The prioritized and adapted STRIDE method is based on the evaluation of assets. This was considered positive, given that the assets were conceptually known while the implementational detail was still only partly defined. The categories to evaluate the assets may be improvable, seeing as the evaluation based on STRIDE threat categories pushes the analyst to consider threats before the actual threat analysis. This may cause confusion regarding the otherwise clearly separated phases. A solution would be to use security properties as the basis of evaluation (e.g., Confidentiality, Integrity, Availability, Accountability and Authenticity). Another notable aspect is that the risk-first approach prioritizes the threat analysis such that high priority threats are found faster, while in traditional STRIDE threats are found without regard to their possible priority. Many of those unprioritized threats may then be discarded afterwards when a risk assessment renders a low priority.

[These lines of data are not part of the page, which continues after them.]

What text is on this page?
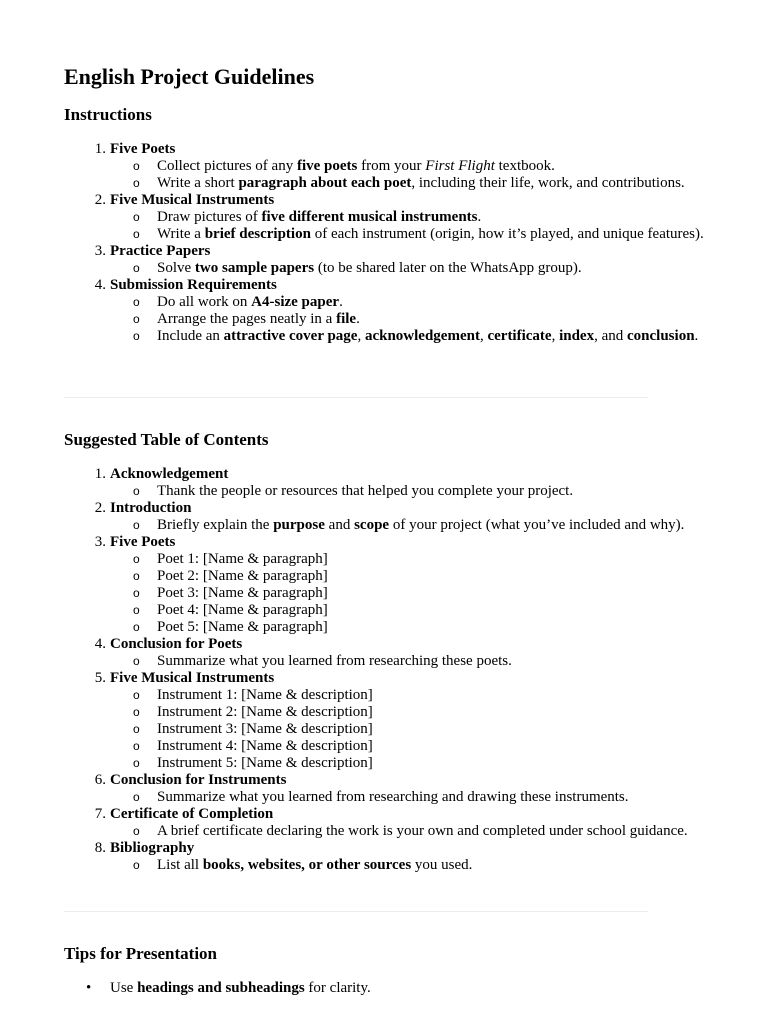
English Project Guidelines
Instructions
1. Five Poets
o Collect pictures of any five poets from your First Flight textbook.
o Write a short paragraph about each poet, including their life, work, and contributions.
2. Five Musical Instruments
o Draw pictures of five different musical instruments.
o Write a brief description of each instrument (origin, how it’s played, and unique features).
3. Practice Papers
o Solve two sample papers (to be shared later on the WhatsApp group).
4. Submission Requirements
o Do all work on A4-size paper.
o Arrange the pages neatly in a file.
o Include an attractive cover page, acknowledgement, certificate, index, and conclusion.
Suggested Table of Contents
1. Acknowledgement
o Thank the people or resources that helped you complete your project.
2. Introduction
o Briefly explain the purpose and scope of your project (what you’ve included and why).
3. Five Poets
o Poet 1: [Name & paragraph]
o Poet 2: [Name & paragraph]
o Poet 3: [Name & paragraph]
o Poet 4: [Name & paragraph]
o Poet 5: [Name & paragraph]
4. Conclusion for Poets
o Summarize what you learned from researching these poets.
5. Five Musical Instruments
o Instrument 1: [Name & description]
o Instrument 2: [Name & description]
o Instrument 3: [Name & description]
o Instrument 4: [Name & description]
o Instrument 5: [Name & description]
6. Conclusion for Instruments
o Summarize what you learned from researching and drawing these instruments.
7. Certificate of Completion
o A brief certificate declaring the work is your own and completed under school guidance.
8. Bibliography
o List all books, websites, or other sources you used.
Tips for Presentation
• Use headings and subheadings for clarity.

This however, means that the effort that was spent finding them was spent inefficiently [eSTRIDE case studies “Finding security threats that matter”]. Furthermore, the possibility to combine the risk-first approach and thereby integrating its benefits with the well-established and documented STRIDE-per-element variant is considered the most important beneficial take-away. Notably, it serves as an alternative to eSTRIDE if the prior development steps render many assets in comparison to the number of DFD elements. In such a situation, the described approach might reduce analysis effort.

With regard to the manufacturing domain, the presented process with the associated methodologies can be used to examine IIoT-based applications for critical aspects of security even during their development phase. Using the adjusted DFD, a graphical representation of the use case with critical aspects is modeled, fostering a common understanding between manufacturing and security experts. Impacts of design decisions, such as the choice of a particular communication protocol, can be quickly captured and evaluated, and countermeasures to potential threats can be developed in parallel with the overall application. This work thus represents a contribution to the enablement of secure IoT applications in manufacturing.

5.3 Future Work

Future work should investigate modelling approaches to cyber-physical systems which do not depend as heavily on the perspective of digital data as DFDs. Furthermore, efforts should be made to find standardized manners of integrating physical system aspects into the modelling process. Additionally, approaches for the piecewise integration of implementational detail into models for iterative Security-by-Design approaches may be explored. Regarding the application of the STRIDE methodology in cyber-physical systems further research should consider options to better include physicality; either in modelling or in the analysis itself. The same holds true for the threat analysis of architectural systems, where the promising research might exist in efficient approaches to threat modelling of systems of higher abstraction.

This work provides a development process for information security concepts containing three novel approaches which enable the efficient and effective integration of security into the development process of IIoT-systems, thereby minimizing security risks.